Dans ce position paper publié sur arXiv (catégorie génie logiciel), Martin Monperrus défend une thèse qui heurte frontalement une pratique fondatrice du SDLC : les agents de codage ont atteint un niveau de capacité tel que la revue de code humaine n'est plus un composant nécessaire d'un pipeline qualité. L'argument repose sur deux affirmations.
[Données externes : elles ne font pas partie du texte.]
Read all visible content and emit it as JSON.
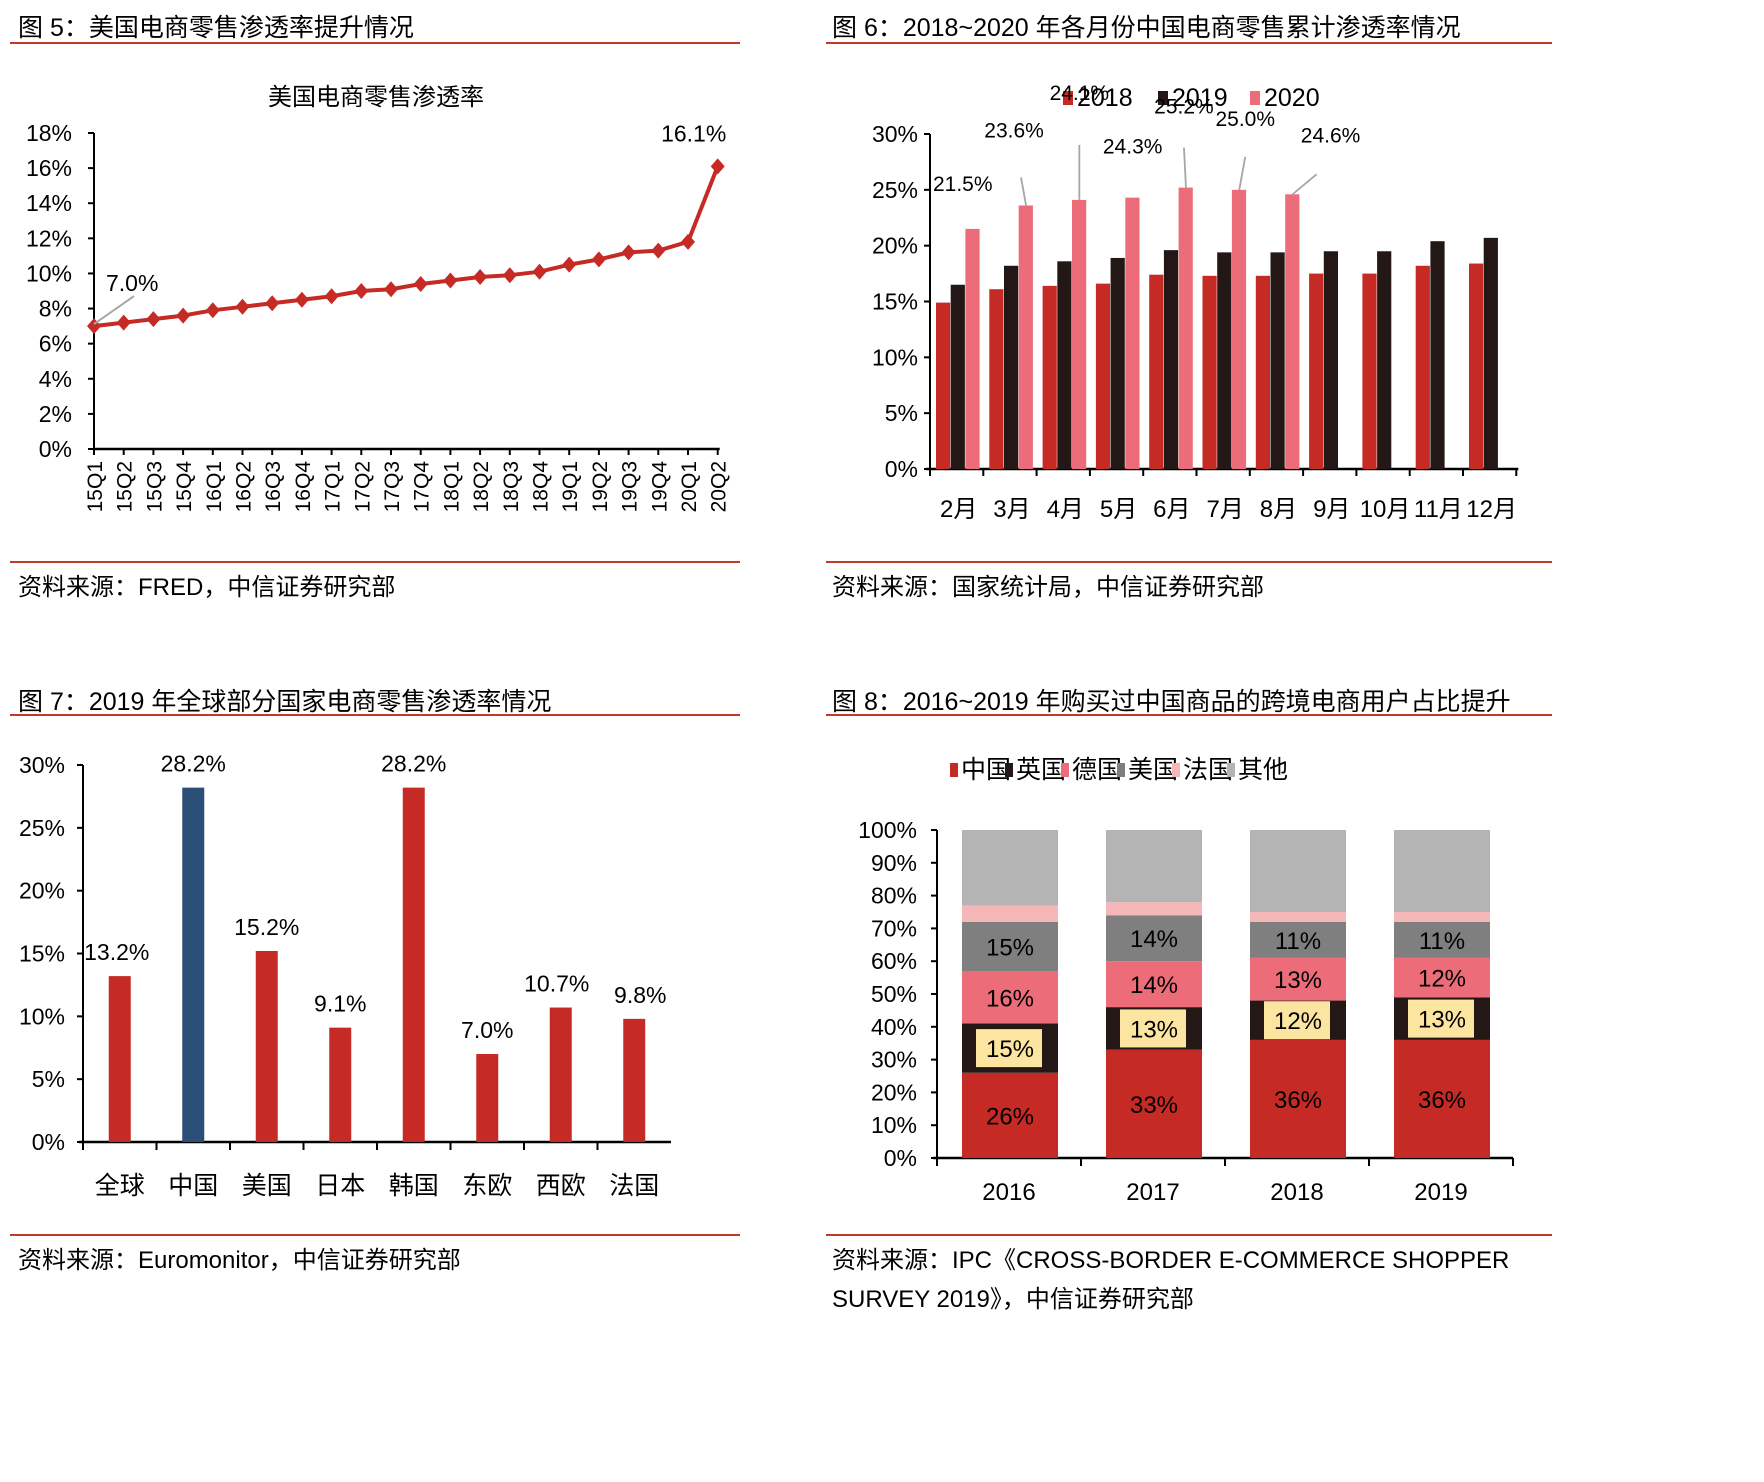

D'abord, une parité — voire une supériorité — de capacité : des systèmes autonomes fondés sur des LLM remplissent tous les objectifs traditionnels de la revue (trouver les défauts, améliorer la qualité, assurer la conformité, partager la connaissance) à un coût moindre et avec un débit supérieur, sans la fatigue ni l'inconstance humaines. Ensuite, un problème d'échelle : le modèle hybride dominant — l'agent écrit le code, l'humain le relit — ne fournit ni assurance qualité réelle ni capacité à suivre la vélocité de la production assistée par IA ; il engendre surtout une fausse sécurité.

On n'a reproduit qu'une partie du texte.